PD-L1 is primarily expressed on the surface of tumor cells (TCs) and other tumor-promoting cells in various solid tumors, including melanoma,^32,33 colorectal cancer,²⁹ lung cancer,^34-36 pancreatic carcinoma,³⁷ and hepatocellular carcinoma.³⁸ The PD-1/PD-L1 pathway plays an important role in immune regulation. Blocking the interaction between PD-1 and PD-L1 has been shown to exert an antitumor effect.³⁹ Therapeutics targeting the PD-1/PD-L1 pathway are currently undergoing clinical trials, and recent clinical trials have demonstrated that multiple cancer patients can achieve benefit from immune check-point targeted therapy.⁴⁰ However, the prognostic value of PD-L1 overexpression in CRC patients has not been fully addressed to date. This meta-analysis was designed to investigate the relationship between the PD-L1 overexpression and prognosis in 15 studies involving 3078 patients with CRC. The results showed that overexpression of PD-L1 was associated with worse OS and RFS. No relationship was found between PD-L1 overexpression and DFS. Furthermore, subgroup analysis revealed that overexpression of PD-L1 was associated with poor survival, but no significant difference was found among different subgroups, which was consistent with the results derived from the overall analysis.

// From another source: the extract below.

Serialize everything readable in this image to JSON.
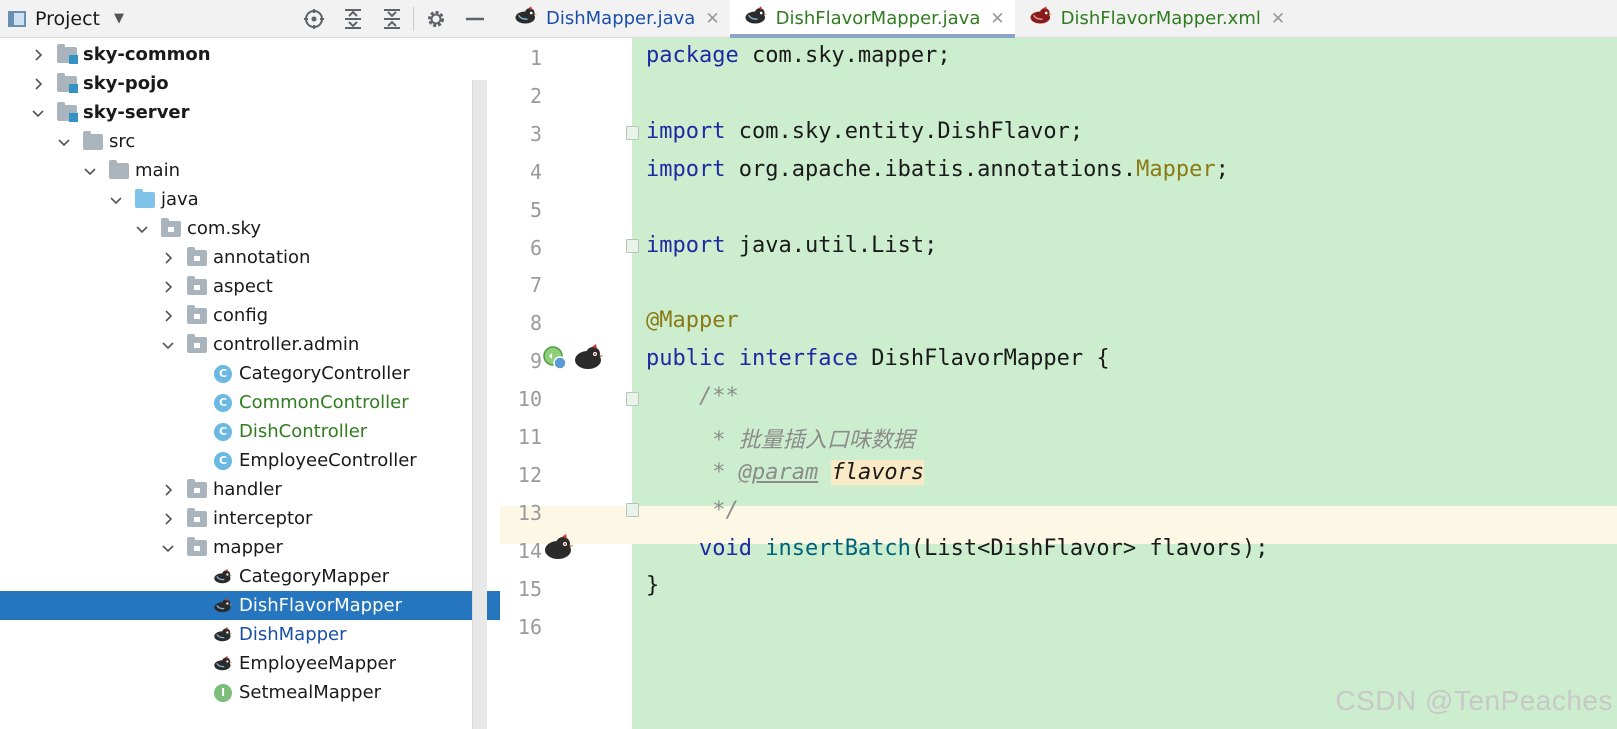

Some studies have reported that PD-L1 overexpression was associated with worse 5-year survival of patients with digestive tract-derived cancers including esophageal cancer,⁴¹ gastric cancer,⁴² and colorectal cancer,^29,43 which is consistent with our results. Similar conclusions were drawn in two other studies,^26,27 showing that PD-L1 overexpression was an independent predictor of poor CRC survival. Although we found no relationship between PD-L1 overexpression and DFS in this meta-analysis, on the whole our analyses revealed that PD-L1 overexpression was associated with poor prognosis.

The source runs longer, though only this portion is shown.